As it wasn't snowing, there was no need to check for an email from the boss (out in Sandy Eggo, where I can assure you there was no threat of snow) to see if I might work from home. The roads were clear, I could haul my not insubstantial derrière into the office for to make a personal appearance. I needed his chop mark on an email authorizing me to work from home so that my line management (which means something entirely different in civvie street than it does in the military) could authorize my working from home.
(Apparently our department is made up of anti-social, computer game playing infants. Oh wait, it is the software department. Never mind. In my defense I didn't become a "bit whacking wienie" until I was well into my thirties. Prior to that I had an active social life and... Hhmm, perhaps the less said about that the better. But I digress...)
Drove to work at the usual time and noted that most of the denizens of Little Rhody had decided to hunker down in their domiciles and not venture out into the "the storm's not here yet" weather. In truth, those folks had chosen wisely.
Fired up the computational device (which I had taken home with me in breathless anticipation of perhaps needing it) and noted that my out in Sandy Eggo boss had not sent me a reply to my humble request for his blessing to work from home. Nada, zilch, bupkis. Ah well, it wasn't snowing anyway.
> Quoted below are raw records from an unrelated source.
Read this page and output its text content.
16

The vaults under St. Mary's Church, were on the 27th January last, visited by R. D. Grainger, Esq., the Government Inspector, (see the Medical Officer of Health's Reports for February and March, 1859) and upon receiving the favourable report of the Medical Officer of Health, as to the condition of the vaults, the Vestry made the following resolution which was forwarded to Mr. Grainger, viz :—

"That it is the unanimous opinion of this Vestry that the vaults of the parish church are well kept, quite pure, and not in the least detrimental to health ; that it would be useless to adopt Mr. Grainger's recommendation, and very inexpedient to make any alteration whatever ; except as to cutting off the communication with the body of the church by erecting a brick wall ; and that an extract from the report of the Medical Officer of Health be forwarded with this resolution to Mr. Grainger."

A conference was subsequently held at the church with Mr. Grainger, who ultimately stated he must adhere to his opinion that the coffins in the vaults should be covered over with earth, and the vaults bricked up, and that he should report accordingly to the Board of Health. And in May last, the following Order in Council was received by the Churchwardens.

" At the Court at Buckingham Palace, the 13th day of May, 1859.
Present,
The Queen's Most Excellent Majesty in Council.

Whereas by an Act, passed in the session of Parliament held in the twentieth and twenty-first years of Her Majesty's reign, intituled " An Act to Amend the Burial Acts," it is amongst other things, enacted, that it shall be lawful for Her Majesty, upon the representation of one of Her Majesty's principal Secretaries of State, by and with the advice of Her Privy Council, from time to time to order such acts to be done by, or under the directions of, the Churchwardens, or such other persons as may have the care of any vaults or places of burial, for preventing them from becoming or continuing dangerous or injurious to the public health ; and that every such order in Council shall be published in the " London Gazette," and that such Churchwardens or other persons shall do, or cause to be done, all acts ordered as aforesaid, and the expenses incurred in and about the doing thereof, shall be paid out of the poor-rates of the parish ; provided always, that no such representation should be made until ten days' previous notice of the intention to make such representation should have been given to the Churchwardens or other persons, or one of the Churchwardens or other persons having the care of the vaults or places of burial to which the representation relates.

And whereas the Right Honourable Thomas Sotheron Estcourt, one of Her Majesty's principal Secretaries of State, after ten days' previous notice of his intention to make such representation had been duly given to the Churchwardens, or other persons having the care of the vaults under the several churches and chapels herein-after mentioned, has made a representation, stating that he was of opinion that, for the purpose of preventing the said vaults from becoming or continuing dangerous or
As the day wore on the radar picture showed it snowing in most of Little Rhody, except for Aquidneck Island (where I labor) and Bristol Neck (where I dwell). I thought that rather odd but then again, it's New England, as far as the weather goes in these parts, one can have two different systems within spitting distance of each other. That large body of salt water lying off the coast does strange things to the climate. And algore has naught to do with it. Just to clarify.
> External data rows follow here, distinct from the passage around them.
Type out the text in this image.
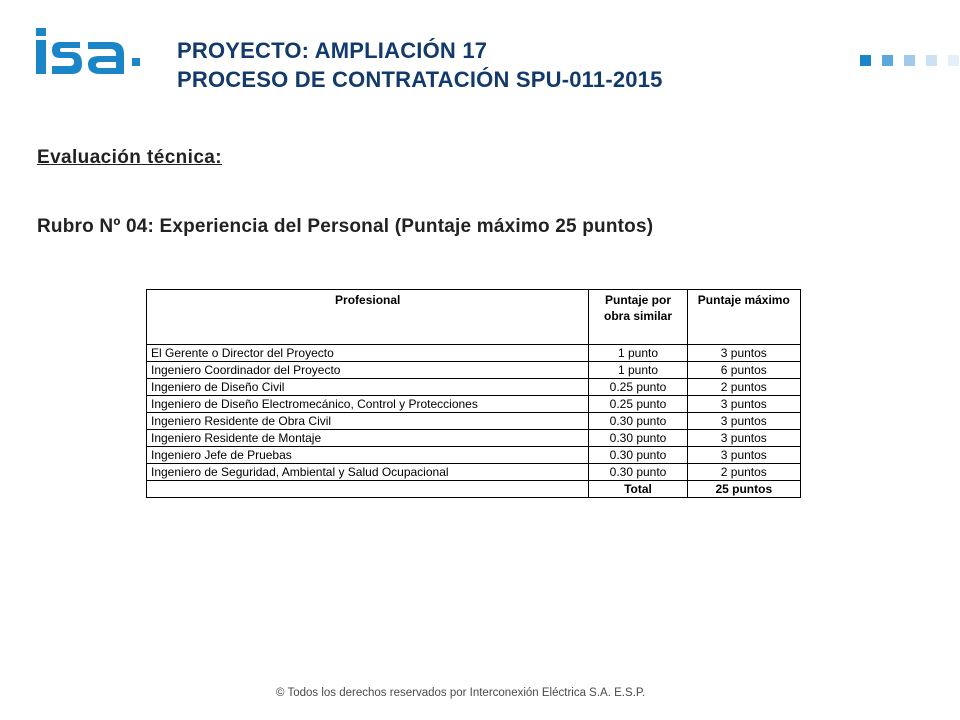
PROYECTO: AMPLIACIÓN 17
PROCESO DE CONTRATACIÓN SPU-011-2015
Evaluación técnica:
Rubro Nº 04: Experiencia del Personal (Puntaje máximo 25 puntos)
Profesional	Puntaje por obra similar	Puntaje máximo
El Gerente o Director del Proyecto	1 punto	3 puntos
Ingeniero Coordinador del Proyecto	1 punto	6 puntos
Ingeniero de Diseño Civil	0.25 punto	2 puntos
Ingeniero de Diseño Electromecánico, Control y Protecciones	0.25 punto	3 puntos
Ingeniero Residente de Obra Civil	0.30 punto	3 puntos
Ingeniero Residente de Montaje	0.30 punto	3 puntos
Ingeniero Jefe de Pruebas	0.30 punto	3 puntos
Ingeniero de Seguridad, Ambiental y Salud Ocupacional	0.30 punto	2 puntos
	Total	25 puntos
© Todos los derechos reservados por Interconexión Eléctrica S.A. E.S.P.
Around 1100 local, I returned from the cafeteria (which was minimally manned, ["person-ed"?]) and cast my gaze out upon the Bay of Narragansett. "Hey, look! It's snowing!" The little boy in me was thrilled, the adult which controls my "normal" behavior was a bit pissed that now I would have to go out in the storm to get home. As I hadn't received special dispensation from the Pope of my tasking, I would, needs be, use some of my valuable PTO. (Yup, that's on the Acronym Page, proof is left to the reader.) I made the judgement call that I was not going to risk life and limb in order to stay at work.
Returning to my office (it's really a former computer lab) I fired up the computational device for to perform an orderly shutdown and lo and behold, there it was, the email granting me dispensation to work from home. Off I went, a song in my heart and a smile upon my lips. Until I hit the great outdoors.
The wind did blow and the wet snow did fly, invading every opening in my winter attire. After cleaning off the car, off I went. Sometime later, I arrived at Chez Sarge, changed into my comfy clothes and set up the work computer in my lair.
And there I worked, fending off feline wave attacks, and sniffling and sneezing and coughing like there was no tomorrow. Yes, je me sentais misérable. The condition, not the very long novel by Monsieur Victor Hugo. Said lofty personage actually has a monument to his own self upon the battlefield of Waterloo. Why?
Well, he wrote about it in Les Misérables. The battle that is. Was he there? No. But I guess he got the monument because he was a great novelist, he was French, and the French lost that battle. I guess even in those days everybody got a trophy.
Plus ça change, plus c'est la même chose.
Or as Buck might have said, "It's always sumthin'."
* You'll want to check the urban dictionary for a definition of that term. While I will use it in these spaces, I do not have the temerity, nor the gall, to define it herein or on the Acronym Page. At least not in the full glory of that word.